Après avoir mis au point l’outil, j’ai d’ailleurs constaté des choses très amusantes, auxquelles je n’avais pas songé en le développant. Selon la manière dont on le paramètre, on peut approcher tous les styles musicaux imaginables : jazz, free-jazz, techno, quatuor à cordes ou même musique indienne (ce ne sera pas exactement un raga, mais ce n’en sera pas si loin). C’est convaincant !

Comment cette application et votre usage de cette application ont-ils évolué ?

Gestrument est au cœur de mon processus compositionnel depuis de nombreuses années et les pièces commandées par l’Ircam ont été cruciales dans son développement ! Emerging from Currents and Waves est l’une des premières œuvres dans le cadre desquelles j’ai trouvé un moyen de véritablement intégrer les aspects performatifs de Gestrument – c’est-à-dire ne pas l’utiliser seulement pour mes besoins propres lors de la composition, mais le mettre également dans les mains du soliste et du chef.

Avez-vous des retours d’autres utilisateurs de cette application, et êtes-vous parfois surpris de ces usages ?

L’entreprise que j’ai bâtie autour de cette technologie Gestrument a récemment été rebaptisée Reactional Music, et se concentre à présent sur l’utilisation du noyau logiciel – ce même noyau logiciel qui permet de générer de la musique – dans le cadre de la conception de jeux vidéo et d’autres applications interactives.
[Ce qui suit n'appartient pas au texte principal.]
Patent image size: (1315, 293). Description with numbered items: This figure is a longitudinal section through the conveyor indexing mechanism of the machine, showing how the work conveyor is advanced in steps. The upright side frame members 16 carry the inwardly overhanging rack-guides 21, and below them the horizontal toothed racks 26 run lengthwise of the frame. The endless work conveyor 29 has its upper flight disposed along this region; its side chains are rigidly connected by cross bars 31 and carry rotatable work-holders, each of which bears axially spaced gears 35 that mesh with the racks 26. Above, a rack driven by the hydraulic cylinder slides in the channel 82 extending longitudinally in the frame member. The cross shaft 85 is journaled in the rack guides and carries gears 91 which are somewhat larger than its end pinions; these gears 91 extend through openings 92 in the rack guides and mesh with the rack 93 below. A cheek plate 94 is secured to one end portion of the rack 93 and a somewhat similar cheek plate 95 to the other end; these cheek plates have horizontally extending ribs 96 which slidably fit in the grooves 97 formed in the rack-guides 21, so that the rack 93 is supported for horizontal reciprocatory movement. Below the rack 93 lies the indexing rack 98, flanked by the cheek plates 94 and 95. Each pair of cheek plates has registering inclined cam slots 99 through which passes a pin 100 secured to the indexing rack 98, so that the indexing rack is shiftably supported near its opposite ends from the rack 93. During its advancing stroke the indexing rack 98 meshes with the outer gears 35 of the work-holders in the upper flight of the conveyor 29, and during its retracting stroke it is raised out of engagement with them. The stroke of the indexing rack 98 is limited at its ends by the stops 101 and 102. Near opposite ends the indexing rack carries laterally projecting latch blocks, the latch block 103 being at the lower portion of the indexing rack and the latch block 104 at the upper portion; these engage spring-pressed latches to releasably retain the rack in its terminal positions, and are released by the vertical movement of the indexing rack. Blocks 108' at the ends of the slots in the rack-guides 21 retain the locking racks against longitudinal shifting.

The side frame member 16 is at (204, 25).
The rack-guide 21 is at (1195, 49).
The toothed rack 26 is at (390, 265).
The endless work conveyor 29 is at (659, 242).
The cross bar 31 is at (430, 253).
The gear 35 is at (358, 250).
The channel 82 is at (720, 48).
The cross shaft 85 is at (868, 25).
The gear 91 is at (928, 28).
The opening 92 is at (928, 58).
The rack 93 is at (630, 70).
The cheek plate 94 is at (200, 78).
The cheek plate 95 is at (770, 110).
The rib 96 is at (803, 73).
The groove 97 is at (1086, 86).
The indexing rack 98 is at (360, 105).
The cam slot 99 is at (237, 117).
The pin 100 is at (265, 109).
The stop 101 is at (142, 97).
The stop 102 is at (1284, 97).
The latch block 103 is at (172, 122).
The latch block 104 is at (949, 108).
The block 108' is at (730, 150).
Cette poussée vers l’univers du jeu vidéo est menée par une légende du milieu, Kelly Sumner, ancien Directeur général ou Président des studios qui ont sorti des jeux comme Grand Theft Auto, Guitar Hero ou Fallguys. Avec son aide, nous nous efforçons de mettre la musique des jeux vidéo au même niveau technique que leurs aspects visuels, domaines dans lesquels on est passé depuis longtemps du codage pur et dur à des systèmes génératifs et procéduraux.

Étant personnellement complètement ignare en matière de jeux vidéo, j’avoue que ça a été une surprise totale ! Gestrument vous aide à générer du matériau musical, mais comment approchez-vous l’élaboration d’une structure ? Qu’en est-il d’Emerging from Currents and Waves ?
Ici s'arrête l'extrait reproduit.